· 2 min read

DMI – the Future of Payments

John Winchcombe
John Winchcombe · Editor
DMI – the Future of Payments

OMFIF’s Digital Monetary Institute recently published a report on the Future of Payments. The report is a thorough examination of non-cash payment developments but two elements stood out. Firstly, a striking infographic showing the age profiles of four parts of the world and, secondly, more information on the growth, importance and impact of mobile payments.

Research consistently shows that people under 60 years old are comfortable with technology and are more confident and willing to engage with it than older age groups. These age profiles are, therefore, part of the story of the future of cash.

Demographic profiles around the world. Source: UN World Population Prospects, OMFIF analysis. 
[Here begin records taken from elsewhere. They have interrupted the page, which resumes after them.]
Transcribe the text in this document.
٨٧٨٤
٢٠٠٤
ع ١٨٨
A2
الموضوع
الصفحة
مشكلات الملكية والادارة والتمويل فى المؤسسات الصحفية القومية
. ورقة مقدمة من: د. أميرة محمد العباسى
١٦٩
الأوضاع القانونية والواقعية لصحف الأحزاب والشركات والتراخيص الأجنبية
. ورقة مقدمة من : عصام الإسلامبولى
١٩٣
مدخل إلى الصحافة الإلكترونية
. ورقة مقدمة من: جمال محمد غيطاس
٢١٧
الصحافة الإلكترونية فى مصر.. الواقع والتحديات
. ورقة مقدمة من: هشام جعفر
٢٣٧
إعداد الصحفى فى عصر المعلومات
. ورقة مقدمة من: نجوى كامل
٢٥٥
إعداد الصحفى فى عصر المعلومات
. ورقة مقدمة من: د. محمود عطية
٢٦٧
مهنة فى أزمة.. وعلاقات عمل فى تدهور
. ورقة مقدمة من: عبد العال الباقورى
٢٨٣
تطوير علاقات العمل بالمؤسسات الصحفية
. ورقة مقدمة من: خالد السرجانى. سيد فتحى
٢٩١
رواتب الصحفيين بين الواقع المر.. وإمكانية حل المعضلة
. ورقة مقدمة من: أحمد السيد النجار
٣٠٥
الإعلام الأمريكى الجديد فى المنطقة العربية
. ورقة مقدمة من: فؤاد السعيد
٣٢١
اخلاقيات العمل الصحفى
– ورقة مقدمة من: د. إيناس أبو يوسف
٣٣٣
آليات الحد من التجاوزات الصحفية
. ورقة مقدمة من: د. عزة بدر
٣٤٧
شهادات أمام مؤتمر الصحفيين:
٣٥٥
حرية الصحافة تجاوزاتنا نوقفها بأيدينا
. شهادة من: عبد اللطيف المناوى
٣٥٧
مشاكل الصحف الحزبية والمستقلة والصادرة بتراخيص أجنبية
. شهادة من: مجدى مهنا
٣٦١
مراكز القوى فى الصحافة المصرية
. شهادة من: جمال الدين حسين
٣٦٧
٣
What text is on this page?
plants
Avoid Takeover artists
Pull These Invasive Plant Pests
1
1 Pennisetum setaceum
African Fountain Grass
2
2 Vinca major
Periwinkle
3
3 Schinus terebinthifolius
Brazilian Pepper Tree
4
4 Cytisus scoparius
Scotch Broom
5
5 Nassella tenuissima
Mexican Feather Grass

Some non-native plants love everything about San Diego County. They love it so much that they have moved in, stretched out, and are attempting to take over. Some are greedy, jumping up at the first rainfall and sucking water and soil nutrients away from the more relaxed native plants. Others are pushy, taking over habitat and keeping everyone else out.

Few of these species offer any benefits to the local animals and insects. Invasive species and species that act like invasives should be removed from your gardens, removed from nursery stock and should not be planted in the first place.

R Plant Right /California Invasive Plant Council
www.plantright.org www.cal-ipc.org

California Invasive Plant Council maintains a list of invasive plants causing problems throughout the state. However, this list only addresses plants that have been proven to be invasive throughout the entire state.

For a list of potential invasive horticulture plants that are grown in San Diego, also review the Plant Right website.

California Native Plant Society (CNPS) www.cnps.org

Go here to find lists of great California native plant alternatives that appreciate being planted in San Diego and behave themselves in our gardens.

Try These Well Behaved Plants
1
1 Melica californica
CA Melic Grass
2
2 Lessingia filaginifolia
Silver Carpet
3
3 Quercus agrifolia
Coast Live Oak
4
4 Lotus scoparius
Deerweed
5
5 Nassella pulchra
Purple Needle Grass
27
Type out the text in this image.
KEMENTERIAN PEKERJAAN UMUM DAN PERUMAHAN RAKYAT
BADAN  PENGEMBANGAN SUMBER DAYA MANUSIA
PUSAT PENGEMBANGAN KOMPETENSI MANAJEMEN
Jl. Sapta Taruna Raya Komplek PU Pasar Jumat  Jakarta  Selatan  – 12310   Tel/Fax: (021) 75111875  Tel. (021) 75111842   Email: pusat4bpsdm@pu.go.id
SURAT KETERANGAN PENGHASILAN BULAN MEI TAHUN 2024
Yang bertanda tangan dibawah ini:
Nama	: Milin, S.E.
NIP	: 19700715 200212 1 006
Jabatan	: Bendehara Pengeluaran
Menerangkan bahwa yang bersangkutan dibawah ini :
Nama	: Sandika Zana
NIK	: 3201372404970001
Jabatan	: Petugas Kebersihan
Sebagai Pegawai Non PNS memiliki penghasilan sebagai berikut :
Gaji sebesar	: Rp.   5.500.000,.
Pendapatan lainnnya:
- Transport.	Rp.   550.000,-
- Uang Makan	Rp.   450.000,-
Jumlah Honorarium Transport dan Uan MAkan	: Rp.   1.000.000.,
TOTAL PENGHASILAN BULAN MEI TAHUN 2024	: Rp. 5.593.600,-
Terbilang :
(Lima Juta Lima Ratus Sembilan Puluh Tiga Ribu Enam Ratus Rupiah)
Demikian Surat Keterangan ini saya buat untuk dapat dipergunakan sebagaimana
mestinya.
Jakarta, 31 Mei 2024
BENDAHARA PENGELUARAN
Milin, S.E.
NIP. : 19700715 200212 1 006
Managing payment risk outside of the commercial banks

The report considers the management of risk and the regulatory response in some detail. It contains interesting data on the speed and size of payments that have moved into mobile payments. As was reported in November’s edition, mobile phone growth is driving mobile money growth in Africa. The chart below demonstrates that mobile phone growth is happening the Asia Pacific region too.

Number of mobile cellular subscriptions per 100 people. Source: World Bank, OMFIF analysis. 

China, of course, is the home to two huge mobile payment companies, AliPay and WeChat Pay, which is reflected in its ranking.

As a result, the big tech mobile payment companies are increasingly important in their economies, no more so than in China.

China’s two leading payment companies, AliPay and WeChat Pay, have grown in influence and become an increasingly central part of China’s financial system. One of the concerns was about whether these companies might take risks that commercial banks would not, including whether they were monitoring illicit activities or monitoring financial transaction sufficiently carefully.

Chinese transaction volume as market share, %, Q1 2020. Source: iResearch, OMFIF analysis. 

 There were more specific concerns about how funds in their systems were being managed. For example, were funds being reinvested in high-risk, high-return assets in order to maximise profits? Were they prioritising advertising and marketing to grow their user base rather than improving their products and services?

The response of the regulator was to use reserve fund requirements to manage these risks. In 2017 20% of unused customer funds had to be held in non-interest bearing accounts overseen by Peoples Bank of China. In 2018 this was increased to 50% and in January 2019 all unused funds were required to be kept in a separate account.

Chinese non-financial institution deposits, ¥bn. Source: People’s Bank of China, OMFIF analysis.

These changes were criticised by some people, including Jack Ma of Ant Group, who own AliPay, because they were regarded as stifling innovation and curbing an important revenue source for third-party payment companies.